Streaming Review

Dead Shot review – thinly sketched but propulsive Troubles-set revenge story

The Guard brothers' '70s-set second feature uses the styles of the decade to set itself apart from the Brit-thriller pack

A Brit thriller releasing straight on to Sky Cinema might sound, on paper, like a recipe for pure schlocky nonsense, but there’s a surprising and admirable ambition to Dead Shot, the second feature from the Guard brothers. A Troubles-set tale of murder and revenge, it is rather thin, but a propulsive plot and aping of ‘70s styles sets it apart.

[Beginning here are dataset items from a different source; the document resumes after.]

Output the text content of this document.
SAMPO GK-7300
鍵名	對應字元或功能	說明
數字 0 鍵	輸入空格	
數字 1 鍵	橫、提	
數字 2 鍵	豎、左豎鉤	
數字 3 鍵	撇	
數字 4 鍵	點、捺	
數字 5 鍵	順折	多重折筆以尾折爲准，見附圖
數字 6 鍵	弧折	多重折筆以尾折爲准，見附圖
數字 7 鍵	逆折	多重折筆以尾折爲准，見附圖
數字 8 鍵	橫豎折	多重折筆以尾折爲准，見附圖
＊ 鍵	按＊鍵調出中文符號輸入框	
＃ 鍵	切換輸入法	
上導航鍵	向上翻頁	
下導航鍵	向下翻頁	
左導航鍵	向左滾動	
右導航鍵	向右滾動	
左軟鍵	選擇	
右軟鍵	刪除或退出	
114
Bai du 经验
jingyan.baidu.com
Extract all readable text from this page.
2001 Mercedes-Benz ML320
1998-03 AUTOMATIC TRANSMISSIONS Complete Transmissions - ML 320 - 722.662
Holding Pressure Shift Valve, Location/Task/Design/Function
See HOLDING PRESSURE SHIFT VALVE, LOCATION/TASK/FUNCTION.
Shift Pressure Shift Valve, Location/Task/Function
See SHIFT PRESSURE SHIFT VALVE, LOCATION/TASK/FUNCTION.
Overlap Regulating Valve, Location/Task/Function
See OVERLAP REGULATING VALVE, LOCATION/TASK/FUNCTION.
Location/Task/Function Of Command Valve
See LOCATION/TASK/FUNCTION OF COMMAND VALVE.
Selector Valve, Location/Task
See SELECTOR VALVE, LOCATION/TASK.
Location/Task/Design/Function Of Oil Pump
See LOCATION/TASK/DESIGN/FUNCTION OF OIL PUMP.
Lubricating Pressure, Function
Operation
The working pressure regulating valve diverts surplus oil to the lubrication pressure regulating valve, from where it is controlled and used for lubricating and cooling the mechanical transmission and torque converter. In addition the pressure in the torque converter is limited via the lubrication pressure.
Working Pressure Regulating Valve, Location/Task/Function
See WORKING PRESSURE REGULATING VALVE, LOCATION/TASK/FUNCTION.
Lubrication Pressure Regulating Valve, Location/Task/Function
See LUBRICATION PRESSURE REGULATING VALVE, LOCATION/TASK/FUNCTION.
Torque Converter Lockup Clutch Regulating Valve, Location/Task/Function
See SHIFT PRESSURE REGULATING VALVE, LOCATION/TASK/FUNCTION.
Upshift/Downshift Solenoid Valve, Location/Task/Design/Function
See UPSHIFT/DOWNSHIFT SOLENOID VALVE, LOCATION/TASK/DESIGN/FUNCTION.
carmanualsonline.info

Starting in Armagh in 1975, Dead Shot opens on its most purely shocking set-piece, as lethal IRA man O’Hare (Colin Morgan) is ambushed by British paras on the road to hospital with his currently in-labour wife Carol, leaving O’Hare wounded and Carol dead. The shooter is a soldier called Tempest (Aml Ameen), and from here we follow him and O’Hare from Northern Ireland to London as O’Hare seeks vengeance while Tempest is recruited into an unofficial dirty war against IRA agents in London by a mysterious British higher-up played by Mark Strong.

There’s very little time wasted in Dead Shot, pinging between the two leads as their inevitable final showdown draws ever nearer, eventually arriving with a nicely rug-pulling ending. Though there’s little in the way of proper *action*, a couple of set pieces do get the blood pumping, especially an assassination attempt taking place in the middle of a bombing of Paddington station – the moments of violence are unfussy but punchy, with some squelchy sound design as victims bleed out. On what can’t have been a very big budget, the Guards have managed to craft an impressively convincing period recreation of ‘70s London, and this lived-in feel really helps elevate the tension.

This immersion is completed by visuals and a score that seek not just to show us ‘70s London but to feel like the paranoid and political thrillers of that era. The camerawork could use a little more verve to really get there, but it’s convincing enough and the disquieting music is considerably more successful.

There’s not a huge amount in the way of character work, though. We get to know O’Hare only through his quest for revenge and while a bit more attention is paid to Tempest, the attempts made by the film to get us to balance our sympathies between the two leads fall a bit flat. It doesn’t really matter how bad Tempest feels or how much he wants to protect his girlfriend when the first thing we see him do is extrajudicially murder a pregnant woman. Ameen and Morgan both give serviceable performances, but these guys are more agents of a plot than real people, while Felicity Jones is completely underserved as a British IRA sympathiser feeding information to O’Hare’s boss.

There’s not much in Dead Shot that will truly linger in the imagination but, at under 90 minutes, it’s an efficiently exciting little thriller that proves a very fine calling card for its writer-directors. It’s been 14 years between their debut film and this, but the casual confidence on display here should put them on the line for a bigger-budget third outing in a much shorter timeframe.

Dead Shot is released on Sky Cinema from 12 May.